During consecutive hot, dry days in Colorado a corn crop can require two inches of irrigation per week totaling 1.6 acre-feet of water through the course of the growing season. Not an ideal choice for high desert or dry plains climates.
Enter the hardy, drought-tolerant safflower. A plant originating from the Middle East, it’s well adapted to low-water situations. Trials out of Utah State University indicate that during a year with average precipitation, safflower required only six to nine inches of supplemental water during its entire 35-week average growing season—a full acre-foot less than corn. In fact, if safflower received more than nine inches of additional water it resulted in decreased yields—proving this crop performs best in areas with warm temperatures and sunny, dry conditions.

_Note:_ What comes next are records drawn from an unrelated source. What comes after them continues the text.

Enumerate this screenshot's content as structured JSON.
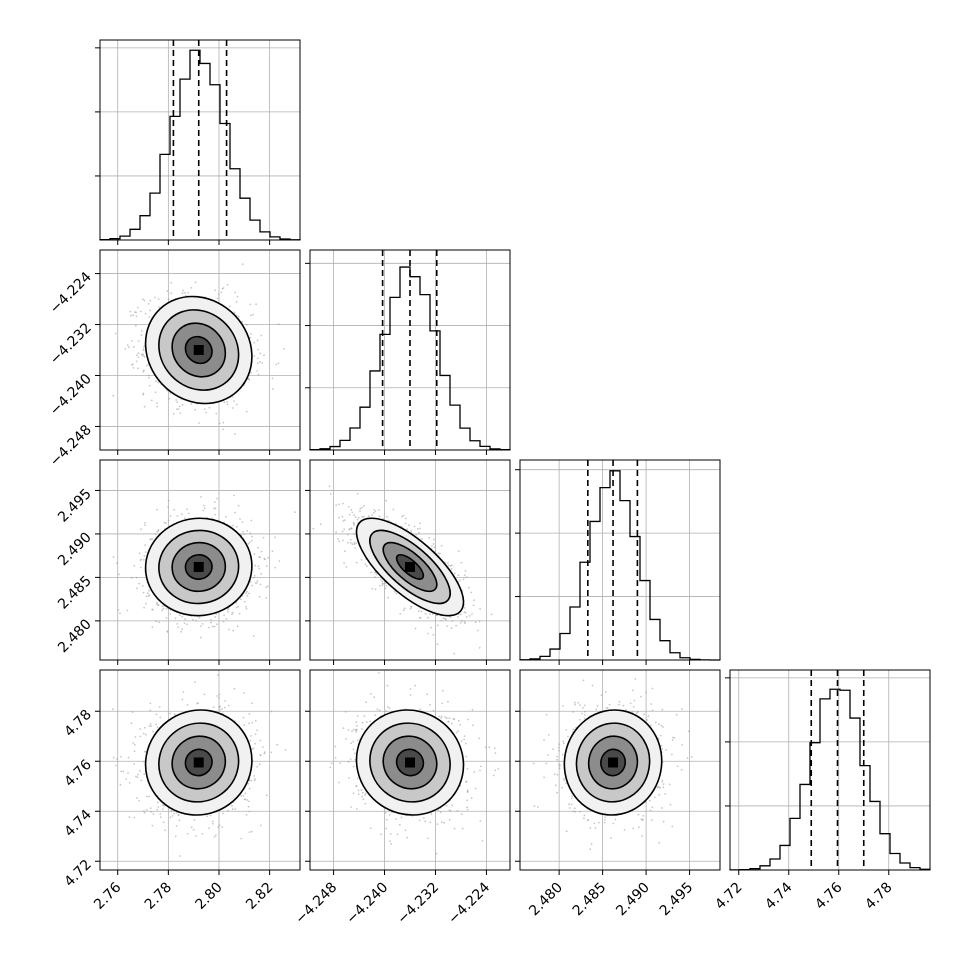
{
  "chart_data": {
    "type": "corner",
    "grid": true,
    "parameters": [
      {
        "ticks": [
          2.76,
          2.78,
          2.8,
          2.82
        ],
        "tick_labels": [
          "2.76",
          "2.78",
          "2.80",
          "2.82"
        ],
        "range": [
          2.753,
          2.832
        ],
        "center": 2.792,
        "sigma": 0.0105,
        "quantiles": [
          2.782,
          2.792,
          2.803
        ],
        "hist_max": 1.02
      },
      {
        "ticks": [
          -4.248,
          -4.24,
          -4.232,
          -4.224
        ],
        "tick_labels": [
          "−4.248",
          "−4.240",
          "−4.232",
          "−4.224"
        ],
        "range": [
          -4.2517,
          -4.2203
        ],
        "center": -4.236,
        "sigma": 0.0042,
        "quantiles": [
          -4.2403,
          -4.236,
          -4.2318
        ],
        "hist_max": 1.05
      },
      {
        "ticks": [
          2.48,
          2.485,
          2.49,
          2.495
        ],
        "tick_labels": [
          "2.480",
          "2.485",
          "2.490",
          "2.495"
        ],
        "range": [
          2.4755,
          2.4985
        ],
        "center": 2.4862,
        "sigma": 0.0028,
        "quantiles": [
          2.4833,
          2.4862,
          2.489
        ],
        "hist_max": 1.03
      },
      {
        "ticks": [
          4.72,
          4.74,
          4.76,
          4.78
        ],
        "tick_labels": [
          "4.72",
          "4.74",
          "4.76",
          "4.78"
        ],
        "range": [
          4.7165,
          4.7965
        ],
        "center": 4.7595,
        "sigma": 0.0105,
        "quantiles": [
          4.749,
          4.7595,
          4.77
        ],
        "hist_max": 1.02
      }
    ],
    "correlations": {
      "1-0": -0.12,
      "2-0": 0.02,
      "2-1": -0.72,
      "3-0": 0.04,
      "3-1": -0.05,
      "3-2": 0.03
    },
    "hist_bins": 20,
    "hist_tick_count": 3,
    "colors": {
      "axes": "#000000",
      "grid": "#b0b0b0",
      "points": "#9a9a9a",
      "contour": "#000000"
    }
  }
}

A member of the sunflower family, obvious from its vibrant yellow hue, it was originally used in making dyes for clothing and food preparation. Evaluations of safflower in the Great Plains states began in 1925, but the seed had an oil content that was too low for profitable oil extraction. The Nebraska Agricultural Experiment Station eventually developed varieties with oil contents above 35%, which made the process of creating safflower oil possible.
As the name implies, safflower oil is made from the extract of safflower seeds. It contains both linoleic acid (omega-6) and oleic acid (omega-9). The level of oleic acid ranges from 80% to 83% and is the one of the highest among all cooking oils. This makes safflower oil stable enough to endure high-temperature cooking, and research suggests that the high oleic-acid content could help to lower bad (LDL) cholesterol while maintaining heart healthy (HDL) cholesterol. Safflower oil naturally contains the antioxidant vitamin E2 (alpha-tocopherol) and is also low in saturated fat.
In addition to safflowers’ cooking and health benefits, the process of raising safflower crops can help create biodiverse farms and improve soil health. With the deepest taproot of any annual plant, safflower could help break up plow pans from excessive tillage and aerate the soil.
Patrick Conrey founded the Oil Barn Colorado in 2020 and in partnership with the Jones Family Farm will plant a test plot of safflower in the San Luis Valley this year. While safflower has been grown in Colorado before, Patrick and his team will be testing a specific high-oleic variety.
They will monitor the crops water usage, root growth, yield per acre and oil seed content. If the stand performs as they expect, they’ll be expanding their operation and looking for more farmers interested in growing the crop in Colorado in 2022.
The Oil Barn team hopes an increased knowledge about the benefits of safflower oil will lead to increased demand, and that we’ll begin to see more canary-colored fields of safflower popping up in place of corn all across the Centennial State.